Hash Map (chaining)

demo

ref –
http://www.algolist.net/Data_structures/Hash_table/Chaining
http://stackoverflow.com/questions/9214353/hash-table-runtime-complexity-insert-search-and-delete

Hash Map with Chaining

The load factor is a measure of how full the hash table is allowed to get before its capacity is automatically increased.

When the number of entries in the hash table exceeds the product of the load factor and the current capacity,
the hash table is rehashed (that is, internal data structures are rebuilt) so that the hash table has
approximately twice the number of buckets.

The Node

.h file

.cpp file

The Hash Map

HashTable.hpp

The way we go about creating the Hash Table is by using an array of pointers. Each pointer at array[i] will point to a node. That node can link to another node. This is so that we can have an array of linked list. Which by definition, is what constitutes a chained hash map.

Thus, we use double pointers to point to this array of pointers: LinkedHashEntry ** table.

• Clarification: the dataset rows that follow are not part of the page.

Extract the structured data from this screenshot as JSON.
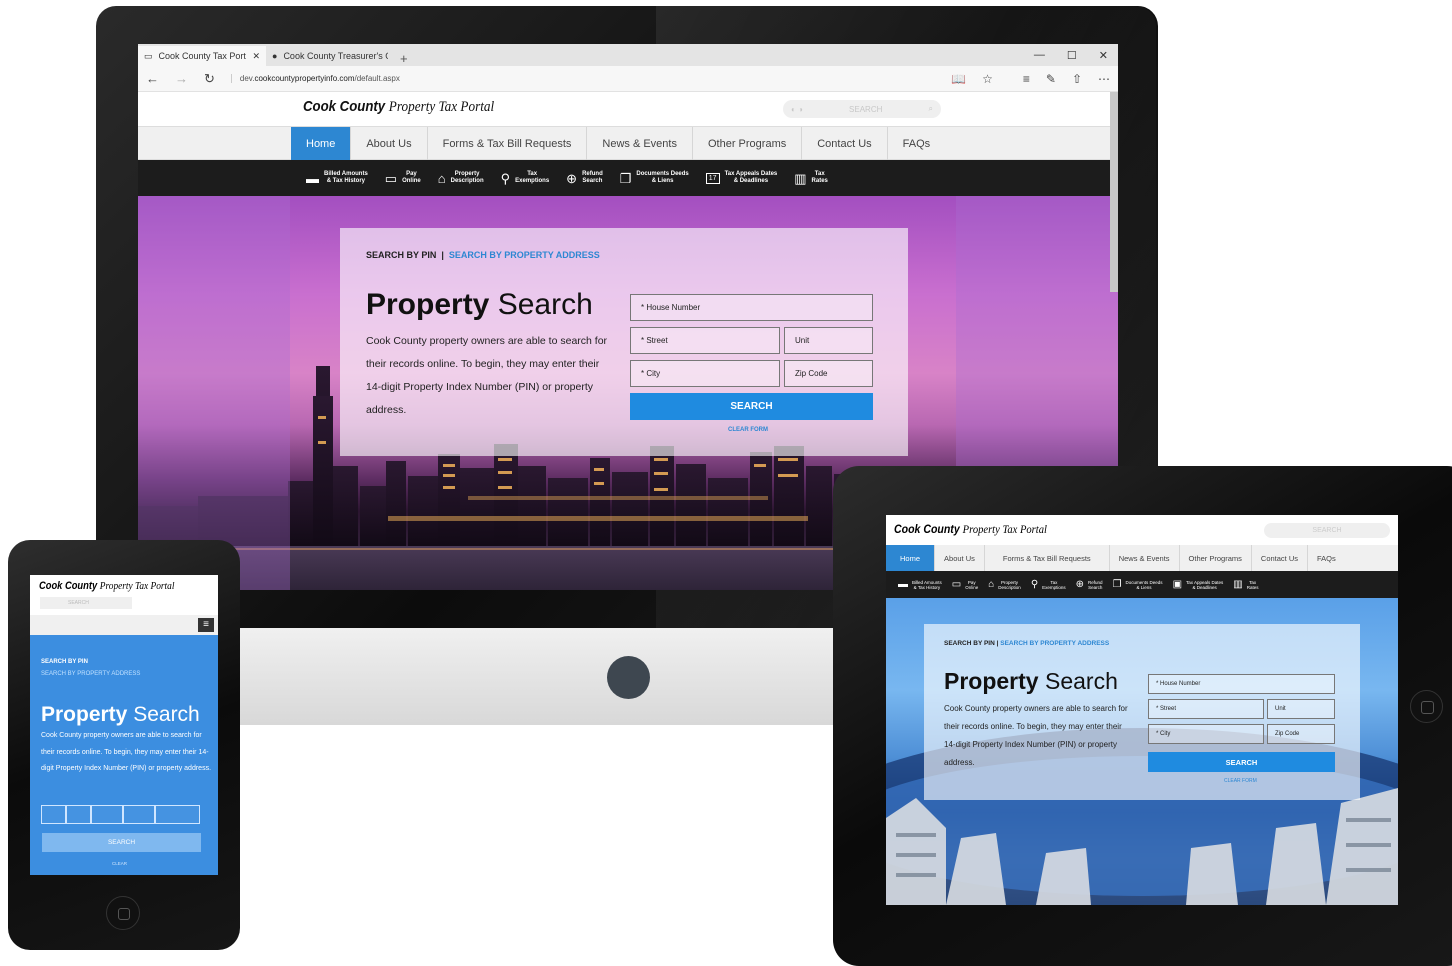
{
  "browser": {
    "tabs": [
      {
        "title": "Cook County Tax Portal",
        "active": true
      },
      {
        "title": "Cook County Treasurer's Offi",
        "active": false
      }
    ],
    "new_tab": "+",
    "url_prefix": "dev.",
    "url_domain": "cookcountypropertyinfo.com",
    "url_path": "/default.aspx"
  },
  "site": {
    "logo_bold": "Cook County",
    "logo_rest": "Property Tax Portal",
    "search_placeholder": "SEARCH",
    "nav": [
      "Home",
      "About Us",
      "Forms & Tax Bill Requests",
      "News & Events",
      "Other Programs",
      "Contact Us",
      "FAQs"
    ],
    "subnav": [
      {
        "line1": "Billed Amounts",
        "line2": "& Tax History",
        "icon": "folder-icon"
      },
      {
        "line1": "Pay",
        "line2": "Online",
        "icon": "monitor-icon"
      },
      {
        "line1": "Property",
        "line2": "Description",
        "icon": "house-icon"
      },
      {
        "line1": "Tax",
        "line2": "Exemptions",
        "icon": "map-pin-icon"
      },
      {
        "line1": "Refund",
        "line2": "Search",
        "icon": "crosshair-icon"
      },
      {
        "line1": "Documents Deeds",
        "line2": "& Liens",
        "icon": "documents-icon"
      },
      {
        "line1": "Tax Appeals Dates",
        "line2": "& Deadlines",
        "icon": "calendar-icon"
      },
      {
        "line1": "Tax",
        "line2": "Rates",
        "icon": "bar-chart-icon"
      }
    ],
    "search_card": {
      "tab_pin": "SEARCH BY PIN",
      "tab_sep": "|",
      "tab_address": "SEARCH BY PROPERTY ADDRESS",
      "title_bold": "Property",
      "title_rest": "Search",
      "description": "Cook County property owners are able to search for their records online. To begin, they may enter their 14-digit Property Index Number (PIN) or property address.",
      "house_number": "* House Number",
      "street": "* Street",
      "unit": "Unit",
      "city": "* City",
      "zip": "Zip Code",
      "search_button": "SEARCH",
      "clear": "CLEAR FORM"
    },
    "calendar_glyph": "17"
  },
  "phone": {
    "tab_pin": "SEARCH BY PIN",
    "tab_address": "SEARCH BY PROPERTY ADDRESS",
    "search_button": "SEARCH",
    "clear": "CLEAR",
    "menu_glyph": "≡"
  },
  "tablet": {
    "clear": "CLEAR FORM"
  }
}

*table (or table[0]) dereferences the 1st array element.
*(table+1) (or table[1]) dereferences the 2nd array element.
..and so on

In order to allocate memory, we allocate this array of pointers on the heap.

Think of it like this:

We want to allocate on the heap (new)
an array of certain size ([MAX])
of LinkedHashEntry pointers (LinkedHashEntry *):

LinkedHashEntry ** table = new LinkedHashEntry * [MAX]

By definition, we always have a pointer pointing to the address of the first element of the array.

In every array, we always assign an array anchor (a pointer) to the 1st element of the array.
For example, an array of integers, int * i = new int [8];

int * i points to the first integer element’s address.
*i will dereference and get the int value.

In our case, since our first element is a pointer, we need a pointer to a pointer to act as the array anchor, and that is
why we use LinkedHashEntry ** table.

Now, we have an array of LinkedHashEntry pointers, and we are set to work.

Insertion

While certain operations for a given algorithm may have a significant cost in resources, other operations may not be as costly.

Amortized analysis considers both the costly and less costly operations together over the whole series of operations of the algorithm. This may include accounting for different types of input, length of the input, and other factors that affect its performance

insertion O(1) average and amortized case complexity, however it suffers from O(n) worst case time complexity.

BUT WHY?
Hash tables suffer from O(n) worst time complexity due to two reasons:

If too many elements were hashed into the same key. Thus, it degrades into a linked list
for that particular slot. Searching through this list may take O(n) time. see 2), where it keeps appending elements at the same slot.

Once a hash table has passed its load balance, it has to rehash [create a new bigger table, and re-insert each element to the table].

The reason why it is O(1) average and amortized case because:

  • It is very rare that many items will be hashed to the same key
  • if you chose a good hash function and you don’t have too big load balance.
  • The rehash operation, which is O(n), can at most happen after n/2 ops
  • which are all assumed O(1): Thus when you sum the average time per op, you get : (n*O(1) + O(n)) / n) = O(1)

Deletion

Deletion has the same concept as Insertion. Amortized case O(1), worst time O(n).

deleteNode is just a simple function that sets a LinkedHashEntry pointer to NULL and wipes out everything.

recurseAndRemove uses recursion to run through a list of LinkedHashEntry nodes, and remove the node with the specified key.

The list of nodes is given by LinkedHashEntry ** temp. Pointer of a pointer means that the double pointer points to the the address of a pointer. That pointer points to the address of the node.

hashentry_dblptr

Hence, if we want to reassign the pointer at this->table[i] to another node, it means:

this->table[i] is a pointer, thus we have to use a double pointer (HashEntry ** temp) to point to this->table[i]. Deference it like this (*temp) to control the pointer this->table[i] itself….and assign it to another node as shown in the image.

If we simply have a pointer like HashEntry * singlePtr = this->table[i], it won’t work because singlePtr will be pointing to whatever this->table[i] is pointing to. singlePtr is pushed onto the local stack, and has nothing to do with the pointer that is this->table[i].

singlePtr simply points to whatever this->table[i] points to. singlePtr is pushed onto the local stack

Once you understand this, the rest is just simple recursion and node traversal.

There are 2 cases:

  • You need to remove the first node. This means in order to get control of the first pointer, you need to get the address of the initial pointer, dereference it (at this point, you have full control of the pointer) and point it
  • You need to remove 2nd..and after node. This is simple because dereferencing the temp pointer gives you full control of the next pointer.